How does the route of immunization affect the quality of immunity later on? For example, is a nasal spray best when trying to prevent respiratory infections?

A recent paper from Emory Vaccine Center director Rafi Ahmed’s laboratory challenges this idea. The paper was published in the Journal of Immunology. Scott Mueller, now an Australian Research Council research fellow at the University of Melbourne, is first author.

Memory T cells are a key part of a response to a vaccine, because they stick around after an infection, enabling the immune system to fight an invading virus more quickly and strongly the second time around.
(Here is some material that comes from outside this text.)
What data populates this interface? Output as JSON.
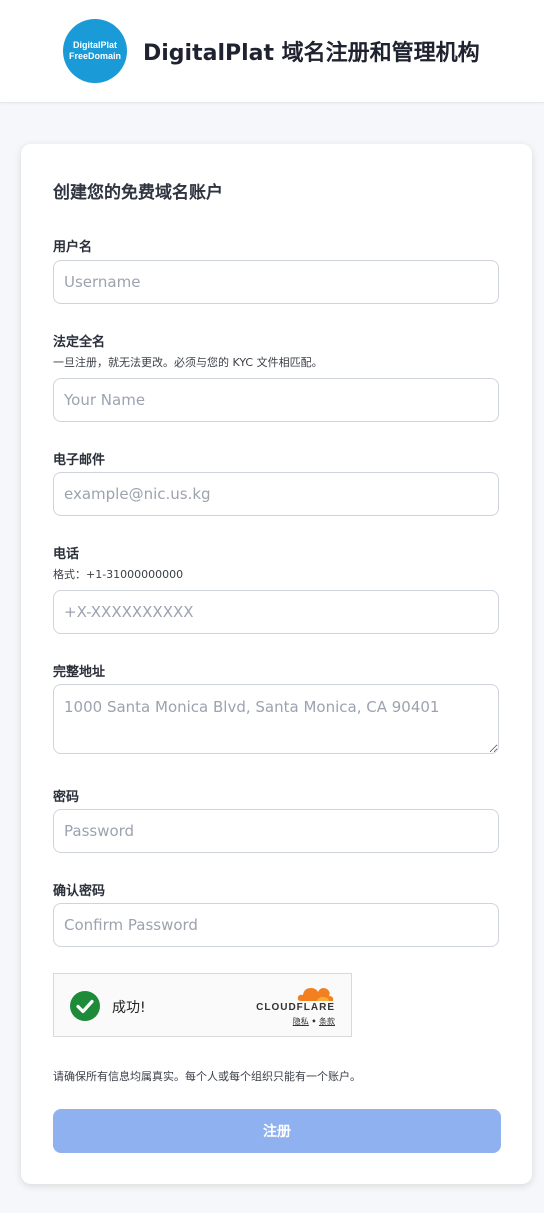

In the paper, the Emory team compared memory T cells that form in mice after they are infected in the respiratory system by a flu virus or throughout their bodies by a virus that causes meningitis (lymphocytic choriomeningitis virus or LCMV).

The authors engineered a flu virus to carry a tiny bit of LCMV (an epitope, in immunological terms) so that they could compare apples to apples by measuring the same kind of T cells. They found that memory T cells generated after a flu infection are weaker, in that they proliferate and stimulate other immune cells less, than after a LCMV infection. This goes against the idea that after a respiratory infection, the immune system will be better able to face a challenge in the respiratory system.